Are you sitting comfortably, your screens switched off, waiting to discuss or ponder another prompt from my friend Tyrean Martinson’s book over dinner? Want me to start or finish with my take on it? Here you are!
I was probably around seven or eight when my grandparents took me and my family to a deer park in the Bergisches Land, Germany, a hilly and quite rural region in the central west with plenty of hiking opportunities. To me, a big-city child, it was a treat not just to see deer close up but even to be permitted to feed them. I’m not sure what we gave them – it must have been an extra-treat because the enclosures were huge, and there was lots of natural food available. But here they came, and the soft noses went straight for our flat hands holding out what, come to think of it, must have been pellets of some sorts.
Of course, I had seen wild deer a lot more often than this, but never this close. Usually, my mother was the first to spot them from the passenger seat of our car when we returned from a hiking outing in our state of Baden-Wuerttemberg. She knew that they were apt to emerge from the forests and start to graze in the meadows at the beginning of dusk. They were far in the distance, their brown hue melding with the color of meadows in the last of evening sunshine.
Consider my surprise when, at my husband’s and my first home in Steilacoom we spotted deer in our front and back yard! I had never thought that they might come so close to human habitats, and they seemed totally relaxed about it, at that. They usually fed of the raspberries that grew in abundance on the slope behind our house, then lay in the grass, chewing the cud. At one time, my husband found a tiny deer in the bamboo that was planted against our house. It hid away from the outside world and was utterly unaware that its back was leaning against the window of my husband’s basement workshop.
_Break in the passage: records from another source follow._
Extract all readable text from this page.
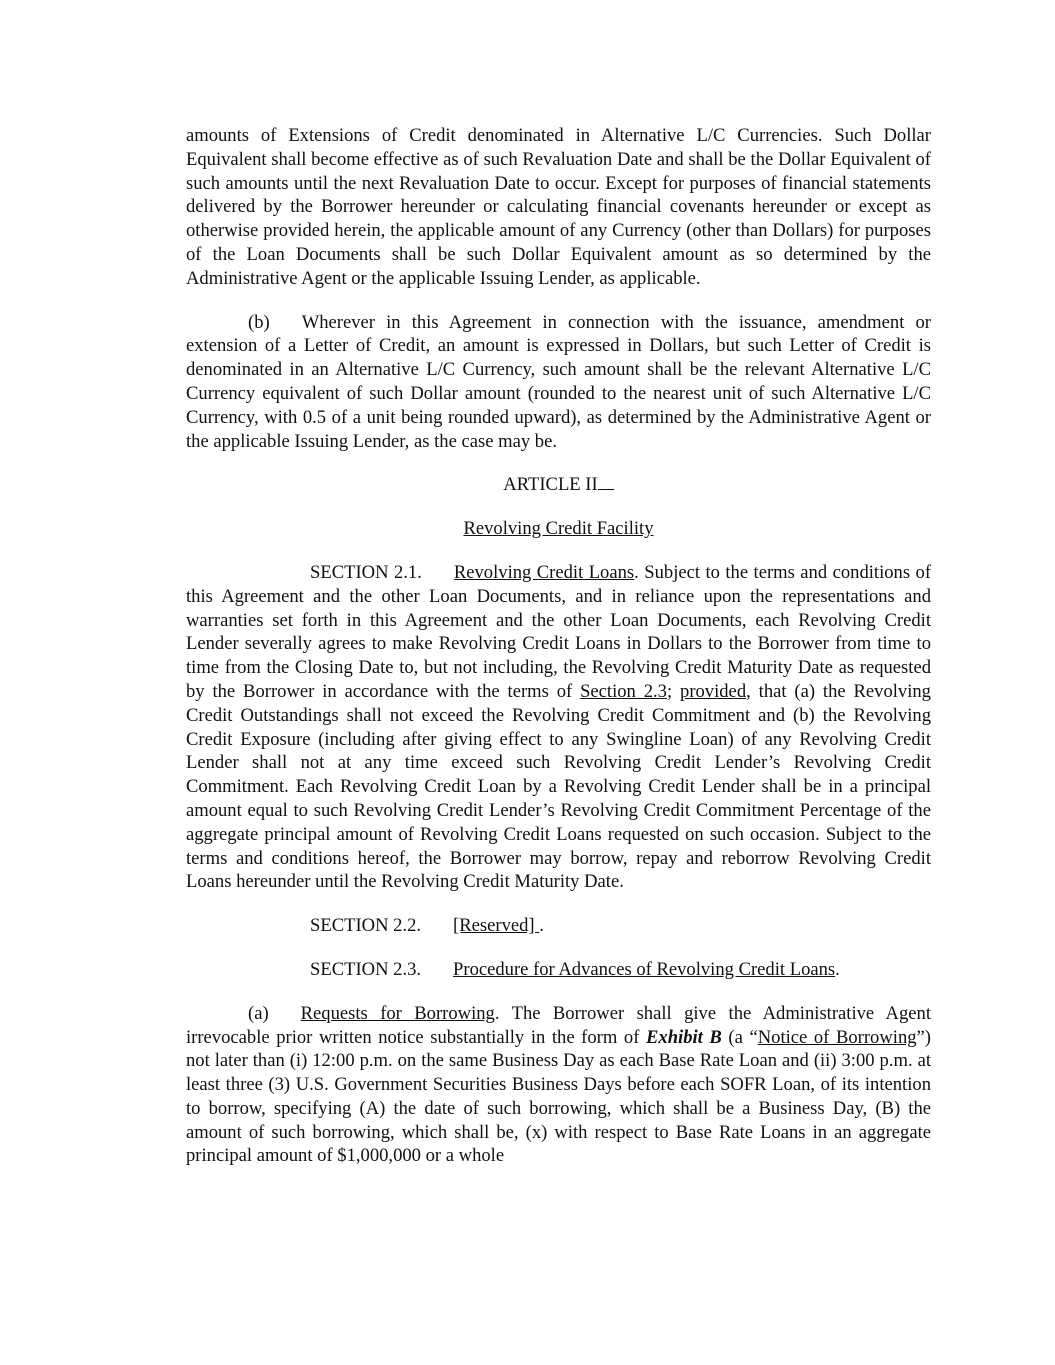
amounts of Extensions of Credit denominated in Alternative L/C Currencies. Such Dollar Equivalent shall become effective as of such Revaluation Date and shall be the Dollar Equivalent of such amounts until the next Revaluation Date to occur. Except for purposes of financial statements delivered by the Borrower hereunder or calculating financial covenants hereunder or except as otherwise provided herein, the applicable amount of any Currency (other than Dollars) for purposes of the Loan Documents shall be such Dollar Equivalent amount as so determined by the Administrative Agent or the applicable Issuing Lender, as applicable.

(b) Wherever in this Agreement in connection with the issuance, amendment or extension of a Letter of Credit, an amount is expressed in Dollars, but such Letter of Credit is denominated in an Alternative L/C Currency, such amount shall be the relevant Alternative L/C Currency equivalent of such Dollar amount (rounded to the nearest unit of such Alternative L/C Currency, with 0.5 of a unit being rounded upward), as determined by the Administrative Agent or the applicable Issuing Lender, as the case may be.

ARTICLE II

Revolving Credit Facility

SECTION 2.1. Revolving Credit Loans. Subject to the terms and conditions of this Agreement and the other Loan Documents, and in reliance upon the representations and warranties set forth in this Agreement and the other Loan Documents, each Revolving Credit Lender severally agrees to make Revolving Credit Loans in Dollars to the Borrower from time to time from the Closing Date to, but not including, the Revolving Credit Maturity Date as requested by the Borrower in accordance with the terms of Section 2.3; provided, that (a) the Revolving Credit Outstandings shall not exceed the Revolving Credit Commitment and (b) the Revolving Credit Exposure (including after giving effect to any Swingline Loan) of any Revolving Credit Lender shall not at any time exceed such Revolving Credit Lender’s Revolving Credit Commitment. Each Revolving Credit Loan by a Revolving Credit Lender shall be in a principal amount equal to such Revolving Credit Lender’s Revolving Credit Commitment Percentage of the aggregate principal amount of Revolving Credit Loans requested on such occasion. Subject to the terms and conditions hereof, the Borrower may borrow, repay and reborrow Revolving Credit Loans hereunder until the Revolving Credit Maturity Date.

SECTION 2.2. [Reserved] .

SECTION 2.3. Procedure for Advances of Revolving Credit Loans.

(a) Requests for Borrowing. The Borrower shall give the Administrative Agent irrevocable prior written notice substantially in the form of Exhibit B (a “Notice of Borrowing”) not later than (i) 12:00 p.m. on the same Business Day as each Base Rate Loan and (ii) 3:00 p.m. at least three (3) U.S. Government Securities Business Days before each SOFR Loan, of its intention to borrow, specifying (A) the date of such borrowing, which shall be a Business Day, (B) the amount of such borrowing, which shall be, (x) with respect to Base Rate Loans in an aggregate principal amount of $1,000,000 or a whole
It wasn’t even disturbed by him going about his usual crafting.
We also had some apple trees in our garden, old and gnarled ones that produced comparatively small but sweet red apples. As I have never been one to waste food, these apples got picked and also picked up out of the grass to make some wonderful, deeply pink apple sauce. So, alas, the deer had to go somewhere else for their pick of apples.
Every once in a while, when I’m volunteering as a docent at the Steilacoom Historical Museum, these days, there are deer entering the garden with its ancient (and partly replanted) orchard. I keep wondering if they are checking whether the apples are ripe already or whether they still enjoy the quiet of this lovingly kept place. The oldest tree is already full of apples ripening to a lovely red in the green foliage. Museum members are permitted to pick fruit from the ground and admonished to wash them thoroughly in an FDA-approved solution recipe of bleach and water.
The deer, of course, don’t know about the dangers of apples left to rot in the grass. Soon will be the days when they return to get their fill of Nathaniel Orr apples under the thinning canopy of the mighty trees. Or they go to other yards and find their fruit there. I’m always on the look-out for these gentle animals. Anywhere. Even in Lakewood we have them pretty much in our backyard. Although there are no apple trees. I wish there were.